En effet, de nombreux Russes se sont dits prêts à passer à autre chose de l’épisode.

« Dans mon entourage, personne ne fait attention aux informations et vit juste sa vie », a déclaré une jeune femme de Saint-Pétersbourg. « Quand Prigozhin se dirigeait vers Moscou, bien sûr, c’était énervant pour les gens. . . Mais pour être honnête, cette horreur dure déjà depuis un an et demi, et vivre dans un état de dépression, de peur et d’horreur tout le temps est impossible.

Une autre jeune femme – une habitante de la région de Voronej – a reconnu qu’il y avait eu des moments « désagréables » au cours de l’épisode.
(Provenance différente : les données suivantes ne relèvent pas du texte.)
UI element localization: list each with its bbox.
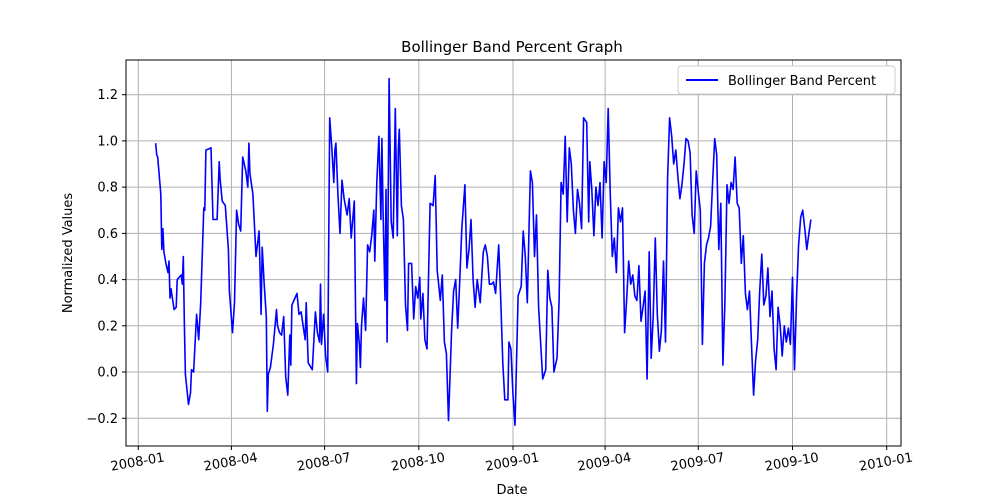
legend: Bollinger Band Percent: [677, 65, 896, 95]
grid: [126, 60, 901, 446]
y-tick-label: 0.4: [97, 273, 118, 288]
chart-title: Bollinger Band Percent Graph: [401, 38, 623, 56]
x-axis-label: Date: [496, 483, 527, 498]
y-tick-label: 0.0: [97, 366, 118, 381]
y-tick-label: 0.6: [97, 227, 118, 242]
y-axis: −0.2 0.0 0.2 0.4 0.6 0.8 1.0 1.2: [86, 88, 126, 427]
y-tick-label: −0.2: [86, 412, 118, 427]
y-tick-label: 0.8: [97, 181, 118, 196]
series-line-0: [154, 77, 812, 427]
legend-box: [677, 65, 896, 95]
legend-label: Bollinger Band Percent: [728, 74, 876, 89]
y-tick-label: 0.2: [97, 319, 118, 334]
y-tick-label: 1.2: [97, 88, 118, 103]
y-tick-label: 1.0: [97, 134, 118, 149]
series-layer: [154, 77, 812, 427]
y-axis-label: Normalized Values: [61, 193, 76, 314]
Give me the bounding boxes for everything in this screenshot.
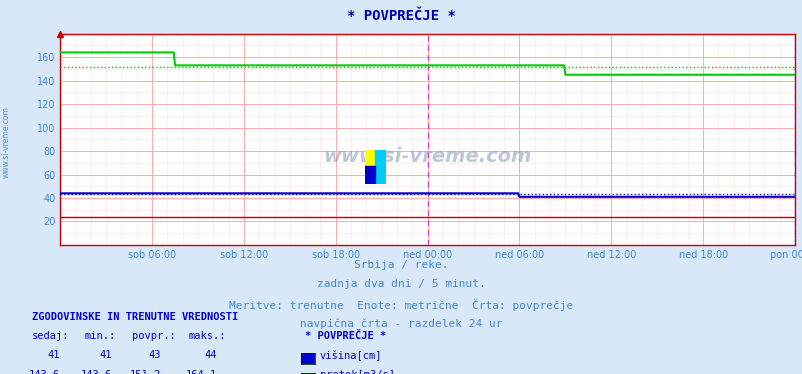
Text: pretok[m3/s]: pretok[m3/s] bbox=[319, 370, 394, 374]
Text: 143,6: 143,6 bbox=[29, 370, 60, 374]
Text: 151,2: 151,2 bbox=[129, 370, 160, 374]
Text: Meritve: trenutne  Enote: metrične  Črta: povprečje: Meritve: trenutne Enote: metrične Črta: … bbox=[229, 299, 573, 311]
Text: 41: 41 bbox=[47, 350, 60, 361]
Text: 43: 43 bbox=[148, 350, 160, 361]
Text: 164,1: 164,1 bbox=[185, 370, 217, 374]
Text: navpična črta - razdelek 24 ur: navpična črta - razdelek 24 ur bbox=[300, 318, 502, 329]
Text: * POVPREČJE *: * POVPREČJE * bbox=[346, 9, 456, 23]
Text: maks.:: maks.: bbox=[188, 331, 226, 341]
Text: 44: 44 bbox=[204, 350, 217, 361]
Text: www.si-vreme.com: www.si-vreme.com bbox=[2, 106, 11, 178]
Text: povpr.:: povpr.: bbox=[132, 331, 176, 341]
Text: Srbija / reke.: Srbija / reke. bbox=[354, 260, 448, 270]
Text: www.si-vreme.com: www.si-vreme.com bbox=[323, 147, 531, 166]
Text: 41: 41 bbox=[99, 350, 112, 361]
Text: min.:: min.: bbox=[84, 331, 115, 341]
Text: zadnja dva dni / 5 minut.: zadnja dva dni / 5 minut. bbox=[317, 279, 485, 289]
Text: 143,6: 143,6 bbox=[81, 370, 112, 374]
Text: ZGODOVINSKE IN TRENUTNE VREDNOSTI: ZGODOVINSKE IN TRENUTNE VREDNOSTI bbox=[32, 312, 238, 322]
Text: višina[cm]: višina[cm] bbox=[319, 350, 382, 361]
Text: * POVPREČJE *: * POVPREČJE * bbox=[305, 331, 386, 341]
Text: sedaj:: sedaj: bbox=[32, 331, 70, 341]
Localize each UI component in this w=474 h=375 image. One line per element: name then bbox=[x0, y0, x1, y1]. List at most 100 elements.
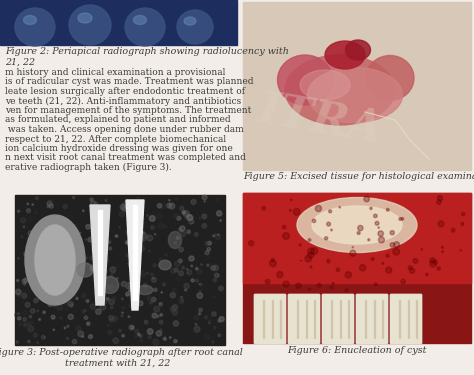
Circle shape bbox=[172, 304, 178, 310]
Circle shape bbox=[187, 270, 192, 275]
Ellipse shape bbox=[297, 198, 417, 252]
Circle shape bbox=[112, 297, 116, 300]
Bar bbox=[243, 193, 471, 343]
Circle shape bbox=[94, 202, 98, 206]
Circle shape bbox=[46, 297, 52, 303]
Bar bbox=[416, 300, 418, 338]
Circle shape bbox=[181, 297, 183, 301]
Bar bbox=[133, 205, 137, 300]
Circle shape bbox=[171, 268, 176, 273]
Circle shape bbox=[70, 241, 76, 247]
Ellipse shape bbox=[77, 263, 93, 277]
Circle shape bbox=[73, 196, 75, 199]
Circle shape bbox=[421, 249, 422, 250]
Circle shape bbox=[173, 310, 178, 315]
Circle shape bbox=[308, 248, 314, 254]
Circle shape bbox=[76, 266, 81, 270]
Circle shape bbox=[46, 268, 49, 271]
Circle shape bbox=[147, 328, 153, 334]
Circle shape bbox=[147, 235, 153, 241]
Circle shape bbox=[169, 200, 170, 201]
Circle shape bbox=[368, 239, 370, 241]
Circle shape bbox=[205, 316, 208, 320]
Circle shape bbox=[55, 248, 58, 250]
Circle shape bbox=[91, 201, 96, 207]
Circle shape bbox=[34, 254, 36, 256]
Circle shape bbox=[76, 297, 78, 300]
Circle shape bbox=[79, 263, 82, 266]
Circle shape bbox=[139, 237, 144, 241]
Circle shape bbox=[100, 297, 103, 301]
Circle shape bbox=[410, 268, 415, 273]
Circle shape bbox=[163, 284, 165, 286]
Circle shape bbox=[141, 235, 147, 241]
Circle shape bbox=[109, 299, 114, 305]
Circle shape bbox=[142, 223, 148, 228]
Circle shape bbox=[22, 279, 27, 284]
Circle shape bbox=[179, 247, 183, 252]
Circle shape bbox=[43, 230, 44, 231]
Circle shape bbox=[461, 222, 464, 225]
Circle shape bbox=[104, 270, 107, 273]
Circle shape bbox=[127, 254, 130, 257]
Circle shape bbox=[189, 219, 194, 224]
Circle shape bbox=[188, 219, 191, 223]
Circle shape bbox=[173, 288, 176, 292]
Circle shape bbox=[159, 320, 163, 324]
Circle shape bbox=[24, 323, 27, 327]
Circle shape bbox=[84, 256, 87, 259]
Circle shape bbox=[101, 290, 103, 292]
Circle shape bbox=[108, 285, 113, 290]
Circle shape bbox=[27, 203, 28, 205]
Circle shape bbox=[50, 282, 55, 287]
Circle shape bbox=[370, 207, 372, 210]
Circle shape bbox=[184, 284, 189, 288]
Circle shape bbox=[148, 251, 150, 252]
Circle shape bbox=[35, 238, 37, 242]
Circle shape bbox=[277, 272, 283, 278]
Circle shape bbox=[128, 263, 129, 264]
Circle shape bbox=[219, 286, 223, 291]
Circle shape bbox=[61, 246, 66, 250]
Bar bbox=[297, 300, 299, 338]
Circle shape bbox=[65, 308, 67, 309]
Circle shape bbox=[218, 275, 219, 276]
Circle shape bbox=[126, 242, 128, 244]
Circle shape bbox=[47, 205, 49, 207]
Circle shape bbox=[30, 309, 35, 313]
Circle shape bbox=[339, 207, 340, 208]
Ellipse shape bbox=[346, 40, 371, 60]
Circle shape bbox=[169, 203, 175, 209]
Circle shape bbox=[293, 209, 300, 215]
Circle shape bbox=[86, 300, 89, 302]
Circle shape bbox=[91, 206, 96, 211]
Circle shape bbox=[50, 266, 52, 268]
Circle shape bbox=[69, 294, 72, 297]
Circle shape bbox=[204, 334, 210, 340]
Circle shape bbox=[66, 273, 67, 274]
Circle shape bbox=[88, 237, 92, 242]
Text: respect to 21, 22. After complete biomechanical: respect to 21, 22. After complete biomec… bbox=[5, 135, 226, 144]
Circle shape bbox=[165, 226, 166, 228]
Circle shape bbox=[63, 274, 68, 279]
Circle shape bbox=[70, 304, 73, 307]
Circle shape bbox=[382, 262, 384, 264]
Text: m history and clinical examination a provisional: m history and clinical examination a pro… bbox=[5, 68, 225, 77]
Circle shape bbox=[110, 306, 113, 309]
Circle shape bbox=[199, 313, 201, 315]
FancyBboxPatch shape bbox=[390, 294, 422, 344]
Circle shape bbox=[110, 267, 116, 273]
Circle shape bbox=[137, 197, 138, 199]
Circle shape bbox=[390, 243, 395, 247]
Circle shape bbox=[158, 223, 164, 228]
Circle shape bbox=[42, 238, 44, 240]
Circle shape bbox=[134, 279, 139, 285]
Circle shape bbox=[47, 288, 53, 293]
Circle shape bbox=[35, 196, 38, 200]
Ellipse shape bbox=[312, 206, 402, 244]
Circle shape bbox=[62, 260, 65, 262]
Circle shape bbox=[22, 293, 27, 298]
Circle shape bbox=[84, 310, 86, 312]
Circle shape bbox=[28, 326, 34, 332]
Circle shape bbox=[63, 261, 67, 265]
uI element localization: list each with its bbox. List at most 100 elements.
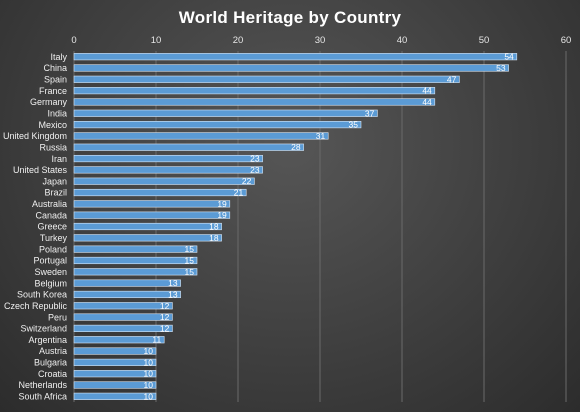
data-label: 13 xyxy=(168,289,178,299)
category-label: Argentina xyxy=(28,335,67,345)
data-label: 10 xyxy=(144,346,154,356)
data-label: 18 xyxy=(209,233,219,243)
category-label: Czech Republic xyxy=(4,301,68,311)
category-label: India xyxy=(47,108,67,118)
data-label: 12 xyxy=(160,323,170,333)
category-label: Mexico xyxy=(38,120,67,130)
data-label: 44 xyxy=(422,97,432,107)
bar xyxy=(73,75,460,83)
data-label: 15 xyxy=(185,255,195,265)
data-label: 13 xyxy=(168,278,178,288)
bar xyxy=(73,245,198,253)
data-label: 15 xyxy=(185,244,195,254)
data-label: 15 xyxy=(185,267,195,277)
x-tick-label: 20 xyxy=(233,35,244,46)
bar xyxy=(73,154,263,163)
bar xyxy=(73,98,436,106)
category-label: Australia xyxy=(32,199,67,209)
bar xyxy=(73,279,181,287)
category-label: Netherlands xyxy=(18,380,67,390)
bar xyxy=(73,121,362,129)
data-label: 54 xyxy=(504,52,514,62)
chart-title: World Heritage by Country xyxy=(178,8,402,27)
data-label: 44 xyxy=(422,86,432,96)
category-label: France xyxy=(39,86,67,96)
category-label: South Korea xyxy=(17,290,67,300)
bar xyxy=(73,109,378,117)
bar xyxy=(73,234,222,242)
bar xyxy=(73,302,173,310)
bar xyxy=(73,211,231,219)
data-label: 23 xyxy=(250,165,260,175)
category-label: Brazil xyxy=(44,188,67,198)
bar xyxy=(73,200,231,208)
bar xyxy=(73,336,165,344)
data-label: 12 xyxy=(160,301,170,311)
data-label: 22 xyxy=(242,176,252,186)
bar xyxy=(73,256,198,265)
x-tick-label: 60 xyxy=(561,35,572,46)
data-label: 18 xyxy=(209,222,219,232)
bar xyxy=(73,370,157,378)
category-label: Italy xyxy=(50,52,67,62)
category-label: United Kingdom xyxy=(3,131,67,141)
category-label: Belgium xyxy=(34,278,67,288)
data-label: 21 xyxy=(234,188,244,198)
category-label: Bulgaria xyxy=(34,358,67,368)
bar xyxy=(73,53,518,61)
bar xyxy=(73,177,255,185)
category-label: Greece xyxy=(37,222,67,232)
bar xyxy=(73,222,222,231)
data-label: 12 xyxy=(160,312,170,322)
data-label: 31 xyxy=(316,131,326,141)
data-label: 19 xyxy=(217,199,227,209)
x-tick-label: 50 xyxy=(479,35,490,46)
x-tick-label: 40 xyxy=(397,35,408,46)
data-label: 10 xyxy=(144,369,154,379)
category-label: Japan xyxy=(42,176,67,186)
category-label: Turkey xyxy=(40,233,68,243)
data-label: 37 xyxy=(365,108,375,118)
category-label: Germany xyxy=(30,97,68,107)
data-label: 28 xyxy=(291,142,301,152)
x-tick-label: 30 xyxy=(315,35,326,46)
bar xyxy=(73,188,247,197)
category-label: Austria xyxy=(39,346,67,356)
data-label: 53 xyxy=(496,63,506,73)
bar xyxy=(73,347,157,355)
bar xyxy=(73,392,157,400)
data-label: 10 xyxy=(144,380,154,390)
category-label: Spain xyxy=(44,75,67,85)
bar xyxy=(73,290,181,299)
bar xyxy=(73,166,263,174)
data-label: 23 xyxy=(250,154,260,164)
category-label: Canada xyxy=(35,210,67,220)
category-label: Switzerland xyxy=(20,324,67,334)
bar xyxy=(73,268,198,276)
data-label: 11 xyxy=(152,335,161,345)
data-label: 19 xyxy=(217,210,227,220)
category-label: Peru xyxy=(48,312,67,322)
category-label: Iran xyxy=(51,154,67,164)
data-label: 10 xyxy=(144,391,154,401)
bar xyxy=(73,64,509,72)
bar xyxy=(73,324,173,332)
bar xyxy=(73,87,436,95)
category-label: Portugal xyxy=(33,256,67,266)
category-label: China xyxy=(43,63,67,73)
x-tick-label: 10 xyxy=(151,35,162,46)
category-label: South Africa xyxy=(18,392,67,402)
data-label: 35 xyxy=(349,120,359,130)
bar xyxy=(73,132,329,140)
category-label: United States xyxy=(13,165,68,175)
bar xyxy=(73,143,304,151)
category-label: Croatia xyxy=(38,369,67,379)
data-label: 47 xyxy=(447,74,457,84)
bar xyxy=(73,358,157,366)
category-label: Sweden xyxy=(34,267,67,277)
bar xyxy=(73,313,173,321)
category-label: Poland xyxy=(39,244,67,254)
bar xyxy=(73,381,157,389)
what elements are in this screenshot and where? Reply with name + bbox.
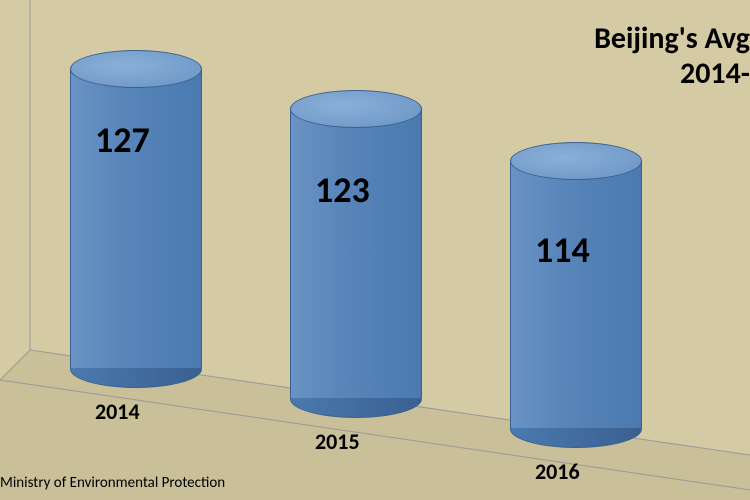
- chart-container: 127 123 114 2014 2015 2016 Beijing's Avg…: [0, 0, 750, 500]
- value-label-2014: 127: [95, 118, 150, 162]
- chart-title-line2: 2014-: [680, 55, 750, 92]
- bar-2014-top: [70, 50, 202, 88]
- bar-2014-body: [70, 68, 202, 368]
- bar-2015-top: [290, 90, 422, 128]
- value-label-2015: 123: [315, 168, 370, 212]
- axis-label-2014: 2014: [95, 398, 140, 425]
- source-label: Ministry of Environmental Protection: [0, 474, 225, 492]
- axis-label-2016: 2016: [535, 458, 580, 485]
- bar-2015-body: [290, 108, 422, 398]
- axis-label-2015: 2015: [315, 428, 360, 455]
- chart-title-line1: Beijing's Avg: [594, 20, 750, 57]
- value-label-2016: 114: [535, 228, 590, 272]
- bar-2016-body: [510, 160, 642, 428]
- bar-2016-top: [510, 142, 642, 180]
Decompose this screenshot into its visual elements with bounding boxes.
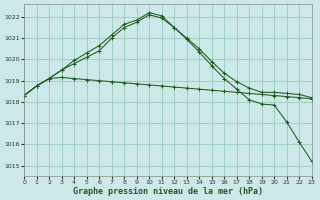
X-axis label: Graphe pression niveau de la mer (hPa): Graphe pression niveau de la mer (hPa)	[73, 187, 263, 196]
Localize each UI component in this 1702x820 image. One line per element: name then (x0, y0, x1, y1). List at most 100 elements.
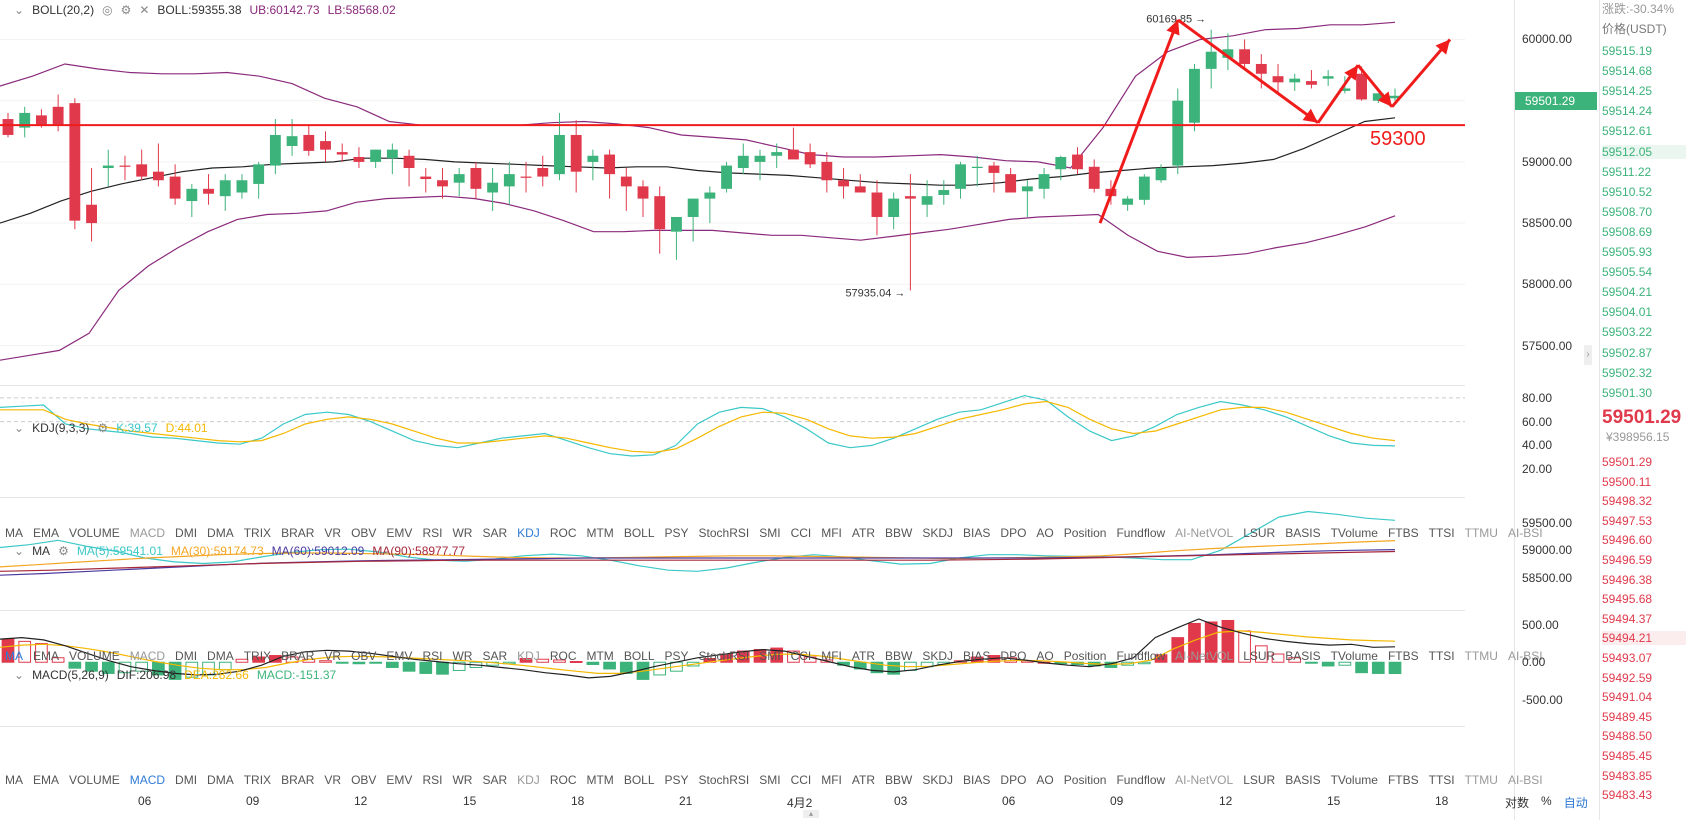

Elle se tenait devant le comptoir de sa cuisine lorsqu’elle a soudainement vu un hélicoptère militaire voler juste au-dessus d’une maison voisine. Un voisin a envoyé une vidéo d’un hélicoptère avec des hommes armés se penchant à la porte.

Pourtant, elle se moquait de ceux qui avaient paniqué, rappelant l’histoire de quelqu’un qui était sorti et avait stocké du sarrasin. « Qu’allez-vous faire – construire des barricades avec ce sarrasin? »

Elle a ajouté : « Si vous tombez dans l’hystérie, alors quoi ? Vous vous rendez dans un hôpital psychiatrique ? Nous devons vivre d’une manière ou d’une autre.